Asırlarca batının güçlerinin İslam toplumu içinde nasıl bir casus teşkilatı kurduğunu biliyoruz. Bu teşkilatlar zamanla İslam'a aykırı eylem yaptırmak suretiyle toplumları zayıflatmakta ve onların bütün dengelerini alt üst etmektedir. Bunun ile ilgili tarihte birçok örnek vermek mümkündür. Bu nedenle bugünkü radikalizm de, hak ile batılın çarpıştığı bir olgudur. Sonunda hakkın galip geleceğine inanıyoruz.

“De ki: Hak geldi, bâtıl yok olup gitti.

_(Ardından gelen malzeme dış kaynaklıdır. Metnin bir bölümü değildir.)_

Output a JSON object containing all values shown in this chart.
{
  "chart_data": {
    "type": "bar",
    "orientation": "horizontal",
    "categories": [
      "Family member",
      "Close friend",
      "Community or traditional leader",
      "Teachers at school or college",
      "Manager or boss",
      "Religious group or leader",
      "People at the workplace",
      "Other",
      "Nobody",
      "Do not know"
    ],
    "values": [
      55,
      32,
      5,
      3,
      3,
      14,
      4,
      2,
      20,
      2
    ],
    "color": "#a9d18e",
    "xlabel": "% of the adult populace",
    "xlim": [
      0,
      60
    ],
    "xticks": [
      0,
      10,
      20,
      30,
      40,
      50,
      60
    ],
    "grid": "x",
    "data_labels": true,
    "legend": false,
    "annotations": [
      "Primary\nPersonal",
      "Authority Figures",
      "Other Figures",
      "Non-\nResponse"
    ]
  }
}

Zaten bâtıl (mahiyeti gereği) yok olup gitmeye mahkumdur.” (İsra, 17/81)

 

Arap Baharı ve Radikal Hareketler

2010 yılından sonra ortaya çıkan Arap baharı esnasında İslami hareketler hakkında çeşitli görüşler ortaya atılmıştır. Önceleri bu hareketin başlangıcı itibariyle kendi iç dinamikleri ile ortaya çıktığı zannediliyordu. Ancak hareketin geldiği nokta itibari ile sanki daha çok sevk ve idare edildiği bir projeymiş gibi bir durum arz etmektedir. Bu hareketlerin başta masum olduğu ancak sonradan manipüle edilmeye başlandığı şeklindeki yorumlar yapılmış olsa da, bu hareketleri başından itibaren sevk ve idare edilen bir projenin olduğu kanaati pekişmiştir.

Mısır'daki Mursi yönetiminin Körfez'de başarısızlığa uğraması batı tarafından sağlanmıştır. Onun yerine askeri darbe ile Sisi'nin getirilmesi de yine batı tarafından gerçekleştirilmiştir. Bu da batının İslami hareketleri istedikleri gibi yönlendirdikleri gerçeğini ortaya koymaktadır. Çünkü o ülkelerde kendilerine hizmet edecek geniş kadrolara sahiptirler.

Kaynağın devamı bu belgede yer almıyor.